Selanjutnya, Schimmel mengatakan bahwa Rumi telah mengalami keindahan dan keagungan Ilahi dengan seluruh indranya. Pengalaman indrawi terpantul kuat dalam sajaknya, dan dalam sajak itu selalu terjaga keseimbangan antara pengalaman indrawi dan kasih Ilahi, sebagaimana berikut:
“Lewat Cintalah semua yang pahit akan jadi manis,”
“Lewat cintalah semua yang tembaga akan jadi emas,”
“Lewat cintalah semua endapan akan jadi anggur murni,”
“Lewat cintalah semua kesedihan akan jadi obat,”

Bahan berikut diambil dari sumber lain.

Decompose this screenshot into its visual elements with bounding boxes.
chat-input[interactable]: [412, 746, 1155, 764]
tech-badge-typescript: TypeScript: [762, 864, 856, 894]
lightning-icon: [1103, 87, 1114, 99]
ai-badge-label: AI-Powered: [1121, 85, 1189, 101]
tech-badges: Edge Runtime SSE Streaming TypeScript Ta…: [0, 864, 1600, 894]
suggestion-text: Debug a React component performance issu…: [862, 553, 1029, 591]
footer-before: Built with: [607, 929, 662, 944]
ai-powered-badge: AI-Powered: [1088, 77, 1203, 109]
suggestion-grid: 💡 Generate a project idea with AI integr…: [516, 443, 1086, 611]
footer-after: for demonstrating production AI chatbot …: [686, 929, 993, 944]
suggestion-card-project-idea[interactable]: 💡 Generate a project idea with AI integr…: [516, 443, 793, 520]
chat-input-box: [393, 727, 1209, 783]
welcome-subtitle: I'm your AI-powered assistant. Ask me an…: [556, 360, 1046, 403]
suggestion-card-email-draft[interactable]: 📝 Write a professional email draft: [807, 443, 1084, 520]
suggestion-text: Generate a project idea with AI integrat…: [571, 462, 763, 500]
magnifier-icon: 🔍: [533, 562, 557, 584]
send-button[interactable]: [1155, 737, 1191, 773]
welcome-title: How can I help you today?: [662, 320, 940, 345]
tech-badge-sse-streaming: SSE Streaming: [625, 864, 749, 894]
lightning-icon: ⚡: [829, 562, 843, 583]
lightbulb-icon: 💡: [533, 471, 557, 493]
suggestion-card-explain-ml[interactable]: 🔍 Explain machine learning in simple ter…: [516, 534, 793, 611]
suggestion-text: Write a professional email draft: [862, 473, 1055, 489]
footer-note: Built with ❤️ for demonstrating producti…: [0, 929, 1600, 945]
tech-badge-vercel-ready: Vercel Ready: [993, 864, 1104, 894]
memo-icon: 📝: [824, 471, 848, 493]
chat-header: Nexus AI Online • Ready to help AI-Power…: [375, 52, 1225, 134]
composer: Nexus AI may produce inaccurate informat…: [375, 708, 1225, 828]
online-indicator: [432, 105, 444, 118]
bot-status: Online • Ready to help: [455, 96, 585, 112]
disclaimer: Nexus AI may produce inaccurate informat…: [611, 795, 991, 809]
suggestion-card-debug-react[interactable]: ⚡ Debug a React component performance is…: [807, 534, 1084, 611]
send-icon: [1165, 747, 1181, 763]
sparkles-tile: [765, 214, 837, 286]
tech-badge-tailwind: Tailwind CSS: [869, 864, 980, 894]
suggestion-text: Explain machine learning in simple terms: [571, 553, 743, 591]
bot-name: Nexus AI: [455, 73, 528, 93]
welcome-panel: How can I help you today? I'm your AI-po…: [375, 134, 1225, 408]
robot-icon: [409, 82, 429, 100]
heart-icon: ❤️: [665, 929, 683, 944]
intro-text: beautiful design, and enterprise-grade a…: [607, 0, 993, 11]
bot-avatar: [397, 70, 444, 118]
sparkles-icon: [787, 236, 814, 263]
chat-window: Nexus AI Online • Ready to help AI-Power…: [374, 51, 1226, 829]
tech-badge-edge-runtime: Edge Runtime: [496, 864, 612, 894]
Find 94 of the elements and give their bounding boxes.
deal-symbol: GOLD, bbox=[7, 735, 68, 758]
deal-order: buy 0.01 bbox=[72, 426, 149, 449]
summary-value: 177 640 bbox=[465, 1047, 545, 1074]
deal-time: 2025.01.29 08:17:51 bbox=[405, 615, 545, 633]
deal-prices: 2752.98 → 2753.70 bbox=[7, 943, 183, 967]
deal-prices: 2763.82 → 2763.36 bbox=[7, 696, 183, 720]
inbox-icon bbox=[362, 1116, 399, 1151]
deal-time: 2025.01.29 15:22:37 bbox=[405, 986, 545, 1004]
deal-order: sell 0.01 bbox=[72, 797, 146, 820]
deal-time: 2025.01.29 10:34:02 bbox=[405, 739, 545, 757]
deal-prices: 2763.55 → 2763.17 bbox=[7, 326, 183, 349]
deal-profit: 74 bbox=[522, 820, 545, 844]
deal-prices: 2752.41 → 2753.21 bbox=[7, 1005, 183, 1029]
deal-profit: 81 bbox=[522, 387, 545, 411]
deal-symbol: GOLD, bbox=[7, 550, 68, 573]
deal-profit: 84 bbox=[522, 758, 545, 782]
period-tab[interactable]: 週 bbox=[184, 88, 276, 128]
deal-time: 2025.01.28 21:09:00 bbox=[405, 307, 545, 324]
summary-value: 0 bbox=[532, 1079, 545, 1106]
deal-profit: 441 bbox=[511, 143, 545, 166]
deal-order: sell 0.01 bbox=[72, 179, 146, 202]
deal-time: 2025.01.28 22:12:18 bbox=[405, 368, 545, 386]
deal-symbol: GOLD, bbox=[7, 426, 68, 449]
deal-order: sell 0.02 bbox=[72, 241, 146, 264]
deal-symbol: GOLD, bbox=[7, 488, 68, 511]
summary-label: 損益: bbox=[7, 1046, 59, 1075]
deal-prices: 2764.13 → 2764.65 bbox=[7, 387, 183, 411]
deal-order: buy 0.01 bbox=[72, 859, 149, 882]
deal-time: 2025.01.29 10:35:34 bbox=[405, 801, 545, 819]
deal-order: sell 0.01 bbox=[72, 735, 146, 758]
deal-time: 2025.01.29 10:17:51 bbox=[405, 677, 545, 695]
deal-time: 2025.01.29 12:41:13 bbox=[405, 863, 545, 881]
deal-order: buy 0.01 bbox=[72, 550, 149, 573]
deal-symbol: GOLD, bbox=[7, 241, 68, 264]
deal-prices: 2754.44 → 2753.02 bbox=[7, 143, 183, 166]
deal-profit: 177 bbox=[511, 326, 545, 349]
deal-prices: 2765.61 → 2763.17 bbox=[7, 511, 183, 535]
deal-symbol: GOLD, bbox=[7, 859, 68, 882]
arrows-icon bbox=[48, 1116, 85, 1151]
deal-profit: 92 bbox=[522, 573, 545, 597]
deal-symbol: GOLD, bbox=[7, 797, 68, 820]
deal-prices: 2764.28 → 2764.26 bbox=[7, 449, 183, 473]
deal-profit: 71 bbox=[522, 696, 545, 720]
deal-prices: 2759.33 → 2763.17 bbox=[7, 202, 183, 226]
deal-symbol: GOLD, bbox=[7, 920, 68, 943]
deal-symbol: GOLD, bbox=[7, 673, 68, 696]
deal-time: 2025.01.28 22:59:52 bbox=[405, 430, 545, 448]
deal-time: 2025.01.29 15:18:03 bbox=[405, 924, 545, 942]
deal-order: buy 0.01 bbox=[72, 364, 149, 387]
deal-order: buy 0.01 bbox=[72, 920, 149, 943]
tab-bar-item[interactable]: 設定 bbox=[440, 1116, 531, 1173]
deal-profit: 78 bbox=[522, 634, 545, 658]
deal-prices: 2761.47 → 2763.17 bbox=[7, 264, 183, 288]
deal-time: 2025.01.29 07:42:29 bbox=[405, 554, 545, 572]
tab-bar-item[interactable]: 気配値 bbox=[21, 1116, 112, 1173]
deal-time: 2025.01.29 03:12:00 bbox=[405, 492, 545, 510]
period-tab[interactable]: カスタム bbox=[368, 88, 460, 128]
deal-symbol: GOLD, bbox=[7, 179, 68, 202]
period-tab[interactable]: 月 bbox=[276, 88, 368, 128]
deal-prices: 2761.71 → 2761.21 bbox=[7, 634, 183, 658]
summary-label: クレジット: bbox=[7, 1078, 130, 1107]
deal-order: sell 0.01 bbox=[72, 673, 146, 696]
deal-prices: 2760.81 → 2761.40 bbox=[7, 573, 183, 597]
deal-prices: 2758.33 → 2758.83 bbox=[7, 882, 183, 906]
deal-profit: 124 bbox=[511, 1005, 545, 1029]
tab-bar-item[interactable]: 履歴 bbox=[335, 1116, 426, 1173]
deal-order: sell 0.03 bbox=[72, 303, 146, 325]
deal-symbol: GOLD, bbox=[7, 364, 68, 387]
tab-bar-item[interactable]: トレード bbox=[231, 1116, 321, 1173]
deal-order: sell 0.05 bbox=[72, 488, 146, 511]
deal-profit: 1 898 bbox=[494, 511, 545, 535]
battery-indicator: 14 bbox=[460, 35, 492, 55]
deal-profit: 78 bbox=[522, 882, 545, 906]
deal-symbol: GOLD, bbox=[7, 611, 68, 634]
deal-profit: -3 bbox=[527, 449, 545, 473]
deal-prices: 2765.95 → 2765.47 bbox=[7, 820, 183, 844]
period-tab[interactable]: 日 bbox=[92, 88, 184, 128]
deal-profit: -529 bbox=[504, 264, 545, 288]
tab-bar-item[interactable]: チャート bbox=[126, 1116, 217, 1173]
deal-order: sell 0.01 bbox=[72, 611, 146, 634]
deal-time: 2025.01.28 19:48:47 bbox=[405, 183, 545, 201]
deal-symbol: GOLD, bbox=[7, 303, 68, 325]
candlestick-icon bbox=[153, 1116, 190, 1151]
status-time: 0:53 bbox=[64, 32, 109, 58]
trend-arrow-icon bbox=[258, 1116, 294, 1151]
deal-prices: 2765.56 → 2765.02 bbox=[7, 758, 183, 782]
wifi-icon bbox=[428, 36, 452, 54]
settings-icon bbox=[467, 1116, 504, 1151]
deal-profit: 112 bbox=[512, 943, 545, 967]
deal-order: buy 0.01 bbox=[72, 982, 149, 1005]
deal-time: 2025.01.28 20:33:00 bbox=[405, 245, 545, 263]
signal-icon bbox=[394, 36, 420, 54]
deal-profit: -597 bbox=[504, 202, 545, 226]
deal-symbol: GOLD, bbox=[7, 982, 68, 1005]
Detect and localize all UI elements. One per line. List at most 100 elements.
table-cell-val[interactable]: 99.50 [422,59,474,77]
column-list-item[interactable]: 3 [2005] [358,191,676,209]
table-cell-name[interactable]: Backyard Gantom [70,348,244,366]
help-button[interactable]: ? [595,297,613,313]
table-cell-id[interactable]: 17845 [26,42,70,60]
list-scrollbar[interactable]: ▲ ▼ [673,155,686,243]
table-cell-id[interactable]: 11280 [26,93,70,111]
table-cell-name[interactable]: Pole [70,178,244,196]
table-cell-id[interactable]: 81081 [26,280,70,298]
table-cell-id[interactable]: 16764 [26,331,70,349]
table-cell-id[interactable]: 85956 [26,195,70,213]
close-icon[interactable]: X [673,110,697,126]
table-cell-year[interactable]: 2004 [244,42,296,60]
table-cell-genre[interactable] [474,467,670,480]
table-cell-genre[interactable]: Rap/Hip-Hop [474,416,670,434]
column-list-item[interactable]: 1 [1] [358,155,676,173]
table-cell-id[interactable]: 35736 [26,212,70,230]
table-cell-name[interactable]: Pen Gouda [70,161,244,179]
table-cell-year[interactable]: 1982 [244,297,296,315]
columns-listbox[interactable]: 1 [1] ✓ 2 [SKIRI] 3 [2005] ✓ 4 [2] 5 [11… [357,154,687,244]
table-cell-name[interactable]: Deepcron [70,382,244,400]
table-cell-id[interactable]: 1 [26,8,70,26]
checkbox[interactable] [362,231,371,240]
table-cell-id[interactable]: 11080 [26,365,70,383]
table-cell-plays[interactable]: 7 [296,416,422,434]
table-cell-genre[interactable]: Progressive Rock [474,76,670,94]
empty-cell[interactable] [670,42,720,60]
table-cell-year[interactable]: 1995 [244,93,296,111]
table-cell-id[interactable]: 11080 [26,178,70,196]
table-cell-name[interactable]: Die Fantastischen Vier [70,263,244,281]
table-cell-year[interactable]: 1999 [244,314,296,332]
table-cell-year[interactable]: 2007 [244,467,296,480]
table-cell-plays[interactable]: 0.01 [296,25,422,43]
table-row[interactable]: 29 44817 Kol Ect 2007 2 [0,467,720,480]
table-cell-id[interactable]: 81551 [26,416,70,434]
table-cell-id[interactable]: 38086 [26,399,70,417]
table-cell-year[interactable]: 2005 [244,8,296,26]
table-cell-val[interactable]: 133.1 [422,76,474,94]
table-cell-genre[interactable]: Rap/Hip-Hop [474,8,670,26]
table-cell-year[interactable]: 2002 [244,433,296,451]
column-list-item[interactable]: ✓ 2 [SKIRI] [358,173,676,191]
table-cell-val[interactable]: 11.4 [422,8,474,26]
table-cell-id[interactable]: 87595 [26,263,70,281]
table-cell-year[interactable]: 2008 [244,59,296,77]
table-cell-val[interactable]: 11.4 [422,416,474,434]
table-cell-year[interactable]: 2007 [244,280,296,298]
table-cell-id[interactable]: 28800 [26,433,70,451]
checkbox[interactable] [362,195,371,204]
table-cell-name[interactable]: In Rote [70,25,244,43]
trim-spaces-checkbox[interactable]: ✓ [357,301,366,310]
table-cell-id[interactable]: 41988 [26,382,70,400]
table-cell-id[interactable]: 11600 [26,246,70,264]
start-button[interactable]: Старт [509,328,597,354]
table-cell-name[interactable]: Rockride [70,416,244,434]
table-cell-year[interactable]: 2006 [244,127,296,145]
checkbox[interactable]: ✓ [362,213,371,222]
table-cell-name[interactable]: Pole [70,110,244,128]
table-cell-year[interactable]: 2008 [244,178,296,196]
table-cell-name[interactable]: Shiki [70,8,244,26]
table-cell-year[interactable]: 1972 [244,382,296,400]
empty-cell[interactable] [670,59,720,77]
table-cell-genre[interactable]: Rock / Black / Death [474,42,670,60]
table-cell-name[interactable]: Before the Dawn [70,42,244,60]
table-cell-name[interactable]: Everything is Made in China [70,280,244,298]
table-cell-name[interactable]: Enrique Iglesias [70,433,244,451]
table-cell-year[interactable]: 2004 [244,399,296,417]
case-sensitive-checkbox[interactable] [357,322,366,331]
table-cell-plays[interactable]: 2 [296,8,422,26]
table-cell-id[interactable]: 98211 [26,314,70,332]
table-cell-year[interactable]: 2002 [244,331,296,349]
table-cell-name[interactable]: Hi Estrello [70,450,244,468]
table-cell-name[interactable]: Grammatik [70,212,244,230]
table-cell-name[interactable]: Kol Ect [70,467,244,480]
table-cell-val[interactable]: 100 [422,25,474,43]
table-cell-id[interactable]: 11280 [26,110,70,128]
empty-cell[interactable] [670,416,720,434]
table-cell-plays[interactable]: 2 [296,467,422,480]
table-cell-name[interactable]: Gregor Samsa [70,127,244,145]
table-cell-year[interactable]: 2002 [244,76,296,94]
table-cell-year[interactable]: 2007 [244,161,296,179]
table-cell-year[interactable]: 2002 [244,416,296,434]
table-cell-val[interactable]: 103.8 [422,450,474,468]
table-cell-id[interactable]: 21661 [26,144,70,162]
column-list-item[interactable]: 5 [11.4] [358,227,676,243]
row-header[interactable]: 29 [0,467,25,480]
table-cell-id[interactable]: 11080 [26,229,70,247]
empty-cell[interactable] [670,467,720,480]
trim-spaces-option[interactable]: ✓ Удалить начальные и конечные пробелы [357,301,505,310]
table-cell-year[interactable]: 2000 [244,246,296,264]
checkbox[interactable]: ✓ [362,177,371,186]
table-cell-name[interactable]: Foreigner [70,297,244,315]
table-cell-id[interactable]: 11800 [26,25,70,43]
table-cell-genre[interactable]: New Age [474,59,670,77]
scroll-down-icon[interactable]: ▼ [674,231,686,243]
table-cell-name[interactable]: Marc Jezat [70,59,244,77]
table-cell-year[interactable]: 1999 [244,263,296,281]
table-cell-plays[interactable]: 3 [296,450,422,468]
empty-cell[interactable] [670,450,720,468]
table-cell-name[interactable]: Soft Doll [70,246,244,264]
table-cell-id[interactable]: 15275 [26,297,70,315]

“Lewat cintalah si mati akan jadi hidup,”
“Lewat cintalah Raja jadi budak.”
Dalam suatu kesempatan, Rumi pernah mengatakan bahwa hingga hari kebangkitan pun kita tidak mungkin bisa berbicara secara memadai tentang wajah cinta. Sebab, menurutnya, mana mungkin mengukur samudera dengan piring.
Dari beberapa syair Rumi tersebut, kita memperoleh pemahaman bahwa pemahaman atas Tuhan beserta alam semesta hanya mungkin lewat bahasa cinta, bukan semata-mata dengan kerja dan usaha yang bersifat fisik lahiriyah.